No, it wasn’t because they sent emails to customers who hadn’t opted-in (although I’m not making light of that matter), nor did they use wording on their forms that wasn’t clear enough (again, something we should be paying attention to).
It was because they had the data of 240K customers stolen last year – contact details and more importantly, credit card details – and while the thieves were the ones who committed this act, it was BA’s systems that allowed them to.
While rights owners have been busy wringing our hands over whether or not we can show an opt-in status for our legacy data, and some unfortunate ones have been sending out emails asking fans to “opt in” without seeing the irony in that (you can’t email a fan asking them to opt-in because if you’re asking them to opt-in you don’t have the right to email them in the first place!) we may have forgotten about the “security principle”.

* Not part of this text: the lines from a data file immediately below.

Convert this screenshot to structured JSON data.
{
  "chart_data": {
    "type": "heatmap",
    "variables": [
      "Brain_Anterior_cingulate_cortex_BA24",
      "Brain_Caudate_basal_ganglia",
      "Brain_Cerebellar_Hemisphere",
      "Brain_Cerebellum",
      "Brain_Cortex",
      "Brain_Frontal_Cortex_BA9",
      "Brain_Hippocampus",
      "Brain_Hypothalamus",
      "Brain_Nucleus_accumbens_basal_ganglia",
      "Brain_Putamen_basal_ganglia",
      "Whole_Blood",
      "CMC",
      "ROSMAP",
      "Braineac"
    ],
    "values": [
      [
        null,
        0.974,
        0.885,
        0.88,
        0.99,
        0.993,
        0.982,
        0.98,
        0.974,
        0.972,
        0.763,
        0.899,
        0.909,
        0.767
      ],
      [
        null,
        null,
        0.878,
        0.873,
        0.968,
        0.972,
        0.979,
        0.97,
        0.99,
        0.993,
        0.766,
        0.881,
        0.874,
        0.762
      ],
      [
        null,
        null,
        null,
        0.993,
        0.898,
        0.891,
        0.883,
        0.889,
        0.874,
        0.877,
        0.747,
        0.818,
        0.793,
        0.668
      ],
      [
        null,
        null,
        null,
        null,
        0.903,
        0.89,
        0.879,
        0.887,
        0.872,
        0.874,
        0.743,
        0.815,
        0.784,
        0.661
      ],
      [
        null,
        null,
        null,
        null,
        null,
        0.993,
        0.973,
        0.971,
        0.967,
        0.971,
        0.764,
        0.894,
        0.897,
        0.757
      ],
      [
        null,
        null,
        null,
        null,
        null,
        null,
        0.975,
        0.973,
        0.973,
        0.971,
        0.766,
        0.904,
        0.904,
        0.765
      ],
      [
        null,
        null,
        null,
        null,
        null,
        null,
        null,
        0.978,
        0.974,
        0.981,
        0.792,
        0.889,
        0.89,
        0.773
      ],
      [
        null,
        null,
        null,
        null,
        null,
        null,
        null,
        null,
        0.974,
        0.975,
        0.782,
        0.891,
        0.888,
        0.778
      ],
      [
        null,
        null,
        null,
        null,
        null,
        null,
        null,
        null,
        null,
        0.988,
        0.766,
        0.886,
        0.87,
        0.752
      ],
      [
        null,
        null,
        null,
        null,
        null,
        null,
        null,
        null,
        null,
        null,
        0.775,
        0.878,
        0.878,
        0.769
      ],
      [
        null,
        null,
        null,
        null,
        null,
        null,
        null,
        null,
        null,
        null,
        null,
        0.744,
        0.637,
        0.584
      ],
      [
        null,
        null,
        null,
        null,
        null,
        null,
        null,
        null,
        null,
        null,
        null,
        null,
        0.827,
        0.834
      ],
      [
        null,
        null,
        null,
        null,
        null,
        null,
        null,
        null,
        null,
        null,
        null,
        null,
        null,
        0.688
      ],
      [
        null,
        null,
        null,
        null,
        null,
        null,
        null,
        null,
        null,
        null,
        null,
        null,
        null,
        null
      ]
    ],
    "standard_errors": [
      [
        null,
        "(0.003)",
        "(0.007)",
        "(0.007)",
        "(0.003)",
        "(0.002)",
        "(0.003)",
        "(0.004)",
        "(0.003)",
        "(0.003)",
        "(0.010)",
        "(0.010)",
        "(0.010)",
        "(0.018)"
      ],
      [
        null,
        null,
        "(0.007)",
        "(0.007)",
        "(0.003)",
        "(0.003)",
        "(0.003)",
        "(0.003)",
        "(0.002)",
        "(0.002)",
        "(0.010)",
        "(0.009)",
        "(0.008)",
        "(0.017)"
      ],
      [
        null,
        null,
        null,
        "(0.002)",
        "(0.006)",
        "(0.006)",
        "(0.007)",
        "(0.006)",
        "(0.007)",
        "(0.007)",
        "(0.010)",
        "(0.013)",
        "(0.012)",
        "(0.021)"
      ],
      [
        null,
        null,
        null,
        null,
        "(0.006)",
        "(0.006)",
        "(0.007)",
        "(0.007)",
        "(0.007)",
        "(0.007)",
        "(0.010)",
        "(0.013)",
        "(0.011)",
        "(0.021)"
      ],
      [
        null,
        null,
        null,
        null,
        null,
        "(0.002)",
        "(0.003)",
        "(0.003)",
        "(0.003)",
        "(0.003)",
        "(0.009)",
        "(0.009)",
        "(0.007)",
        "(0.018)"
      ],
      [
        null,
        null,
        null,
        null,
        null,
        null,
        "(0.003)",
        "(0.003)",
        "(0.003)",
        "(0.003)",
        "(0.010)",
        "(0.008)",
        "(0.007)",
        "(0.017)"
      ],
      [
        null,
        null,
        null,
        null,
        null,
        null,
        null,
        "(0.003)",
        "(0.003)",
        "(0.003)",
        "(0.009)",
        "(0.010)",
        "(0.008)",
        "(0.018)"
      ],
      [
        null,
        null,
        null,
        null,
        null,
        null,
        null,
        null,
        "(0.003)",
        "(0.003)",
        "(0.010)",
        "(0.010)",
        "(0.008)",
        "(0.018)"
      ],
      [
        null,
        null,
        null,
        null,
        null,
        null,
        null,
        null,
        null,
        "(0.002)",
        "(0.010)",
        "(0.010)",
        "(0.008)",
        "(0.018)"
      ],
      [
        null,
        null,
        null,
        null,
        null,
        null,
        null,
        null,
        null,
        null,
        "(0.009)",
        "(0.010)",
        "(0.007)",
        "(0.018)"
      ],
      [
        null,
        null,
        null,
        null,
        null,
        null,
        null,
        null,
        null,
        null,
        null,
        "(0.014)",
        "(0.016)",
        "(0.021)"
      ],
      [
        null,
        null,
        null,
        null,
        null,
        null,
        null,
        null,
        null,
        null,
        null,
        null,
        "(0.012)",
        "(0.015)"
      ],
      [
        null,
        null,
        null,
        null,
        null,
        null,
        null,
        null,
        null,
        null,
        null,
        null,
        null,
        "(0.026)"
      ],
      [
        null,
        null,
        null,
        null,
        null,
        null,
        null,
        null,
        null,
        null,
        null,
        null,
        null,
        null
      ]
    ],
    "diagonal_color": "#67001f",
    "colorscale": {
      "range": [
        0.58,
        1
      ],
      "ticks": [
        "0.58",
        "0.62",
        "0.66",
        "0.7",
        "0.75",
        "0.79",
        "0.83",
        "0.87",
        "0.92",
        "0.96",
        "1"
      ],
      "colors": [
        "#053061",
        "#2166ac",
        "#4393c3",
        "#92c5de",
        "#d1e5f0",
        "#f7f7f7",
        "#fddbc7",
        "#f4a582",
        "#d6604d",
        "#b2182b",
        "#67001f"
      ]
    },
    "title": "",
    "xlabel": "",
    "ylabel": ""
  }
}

The security principle is the obligation for you to implement “appropriate technical and organisational measures” when it comes to processing data. And by the way, this isn’t new to GDPR – it was relevant under the EU Data Directive, it’s just the enormity of the new fines that’s drawing our attention to it now.
I wanted to highlight this case because when you consider where credit card details are generally stored in sports rights owner eco-systems, it’s with our partners, our ticketing providers and online store providers, it’s not usually within our own databases.
But here’s my question, we’re so busy asking our lawyers and our DPOs to check our opt-ins and our privacy policies, are we also asking them to interrogate our partners who hold our most valuable fan data?
We always advise our clients to ensure their contracts with third parties have a clause that not only place an obligation on their providers to operate within all relevant data legislation, but also to ensure that should they be found in breach and issued a fine, the partner is responsible for paying the rights owner’s share of the fine. This is because under GDPR – and this IS different to the EU Data Directive – in the case of a breach both the Data Controller (you, the rights owner) and the Data Processor (ticketing agencies, online store providers, etc.) are held responsible…..even if it’s actually their fault!
I think this fact has been missed by many rights owners – perhaps even by many businesses outside sport too – but it’s one we’re very attuned to. Indeed as we were working with a ticketing agency’s API last year we identified a process that could have caused a GDPR breach for one of our rights owner clients. We’d seen a misalignment in the quantities of data between our manual process and the integration during our test period so we kept running the manual process asking the ticketing agency to help us identify the issue. Unfortunately, this vendor didn’t take the issue seriously, so we had to keep running the manual process for 6 months until we finally reverse engineered the data feed and identified the error – the vendor’s API documentation was wrong, a data set was incorrectly labelled. And do you know what they did in response? Shrugged their shoulders!
OK so there was no harm done thanks to our commitment to finding the error and running a manual process until we did so, but I was staggered at the vendor’s response.
My point is, every rights owner reading his is no doubt using a third party in at least one area when it comes to the collection, storage and usage of data, so please, please, please place as much focus on their back-end systems and processes as you are their front end tick boxes and privacy policies.
Make your vendors accountable because if they breach with your fans, you may be held accountable.
Not only can the sports industry not afford a fine of the scale BA has incurred – we absolutely can’t afford the reputational damage.